Sanofi n’a pas indiqué de possible échéance pour son maintien au capital d’Opella, mastodonte des médicaments sans ordonnance, des vitamines et des compléments alimentaires, présenté comme le numéro 3 du secteur, engrangeant plus de 5 milliards d’euros de chiffre d’affaires annuel, recensant 11000 salariés et 13 sites industriels dans le monde, et abritant près de 120 marques consommées par un demi-milliard de personnes dans le monde.

Paul Hudson affirme que l’association avec CD&R avait pour ambition de créer un «champion mondial de la santé grand public avec une gouvernance basée en France», et qu’il y a un «engagement absolu» de Sanofi «pour participer à long terme». Ajoutant que le laboratoire entendait «rester longtemps» au capital d’Opella dans le cadre d’une participation «à durée indéterminée».
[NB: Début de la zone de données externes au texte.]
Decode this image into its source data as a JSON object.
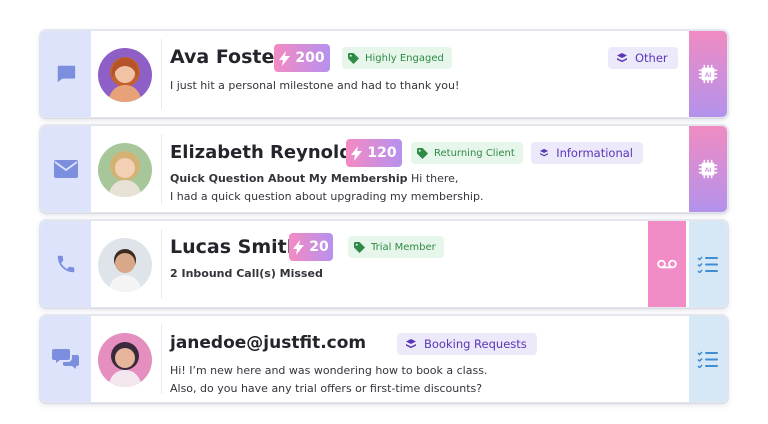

Le laboratoire français a annoncé il y a à peine un an son projet de désengagement dans sa division Santé grand public. Au départ, l’option privilégiée était celle d’une introduction en bourse, comme Sanofi avait procédé avec EuroAPI, sa division de chimie pour les principes actifs pour tiers, en conservant 30% du capital. Au final, avec Opella, le laboratoire resterait visiblement plus impliqué, même s’il laissera finalement la majorité à son partenaire américain alors qu’il avait été question, ces derniers jours, de rester à hauteur de 50%.

Ce désengagement, décrit par Sanofi comme destiné à créer plus de valeur pour Opella en ayant plus de moyens pour se développer, permettra au laboratoire français d’être entièrement focalisé sur ses activités dans les vaccins et la biopharma, avec toujours l'ambition de devenir leader mondial de l’immunologie.